—Un pieux cénobite, nommé Lubert, étant à l'article de la mort, se recommandait particulièrement à la sainte Vierge, à saint Jérôme et à saint Grégoire, qu'il avait pris pour ses patrons.
Sur ces entrefaites, le Diable apparut au moribond sous la figure d'un moine décédé depuis peu, et dit à Lubert qu'il avait tort d'invoquer seulement Marie et les saints personnages; qu'il serait plus sage de mettre sa confiance en son créateur, et qu'il valait mieux s'adresser à Dieu qu'à ses saints… En entendant ces paroles hérétiques, Lubert reconnut le tentateur, et se mit à chanter des psaumes.
—Ce que tu dis là n'est pas une prière, interrompit le Diable: c'est le cœur plus que la bouche qui doit parler à Dieu.—Tu en as menti, s'écria Lubert, les psaumes sont des paroles saintes, et… Là-dessus, il accabla le Diable de si grosses injures, qu'on n'a pas jugé à propos de les rapporter.

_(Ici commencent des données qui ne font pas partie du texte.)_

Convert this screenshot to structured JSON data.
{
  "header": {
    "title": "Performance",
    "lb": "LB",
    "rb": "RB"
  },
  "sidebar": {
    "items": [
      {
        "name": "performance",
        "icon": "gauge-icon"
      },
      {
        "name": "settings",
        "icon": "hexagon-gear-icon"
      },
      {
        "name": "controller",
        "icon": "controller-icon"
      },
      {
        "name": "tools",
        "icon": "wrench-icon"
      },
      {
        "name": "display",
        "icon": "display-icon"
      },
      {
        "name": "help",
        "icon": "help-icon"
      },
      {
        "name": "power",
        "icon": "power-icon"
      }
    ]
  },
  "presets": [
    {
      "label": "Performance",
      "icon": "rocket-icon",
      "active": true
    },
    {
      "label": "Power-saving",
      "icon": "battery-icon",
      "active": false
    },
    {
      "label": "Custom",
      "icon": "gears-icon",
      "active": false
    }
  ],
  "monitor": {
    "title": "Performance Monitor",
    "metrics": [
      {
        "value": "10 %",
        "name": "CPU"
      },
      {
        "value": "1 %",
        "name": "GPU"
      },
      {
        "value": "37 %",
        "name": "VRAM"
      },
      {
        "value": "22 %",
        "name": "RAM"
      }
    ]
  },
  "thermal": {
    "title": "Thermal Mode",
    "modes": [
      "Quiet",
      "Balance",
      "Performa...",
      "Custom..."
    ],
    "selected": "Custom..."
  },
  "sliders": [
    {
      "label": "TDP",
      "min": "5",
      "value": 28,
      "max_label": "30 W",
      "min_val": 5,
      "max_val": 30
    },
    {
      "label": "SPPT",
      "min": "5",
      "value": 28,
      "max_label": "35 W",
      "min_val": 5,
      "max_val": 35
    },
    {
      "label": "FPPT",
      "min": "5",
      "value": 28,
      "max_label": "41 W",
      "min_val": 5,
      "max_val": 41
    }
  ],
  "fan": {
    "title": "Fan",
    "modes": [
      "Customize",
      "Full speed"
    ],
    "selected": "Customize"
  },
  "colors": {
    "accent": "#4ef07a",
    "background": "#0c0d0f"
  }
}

Celui-ci se retira tout humilié, et laissa au cénobite le plaisir de mourir comme il l'entendrait.
Lubert se remit donc à psalmodier, et à invoquer de tous ses poumons la sainte Vierge, saint Jérôme et saint Grégoire; tellement qu'en rendant l'âme, il s'écria qu'il voyait de belles et admirables choses; on pensa que ses patrons et ses anges gardiens venaient le chercher; et il mourut en bonne odeur devant ses frères[294].
[294] Thomæ Campensis, liber de vitâ Luberti; et Mathæi Tympii præmia virtut. christian., pag. 303.
—Voici encore une honnête action du Diable. Le trait est peut-être peu décent; mais les personnes pudiques étant prévenues peuvent passer outre.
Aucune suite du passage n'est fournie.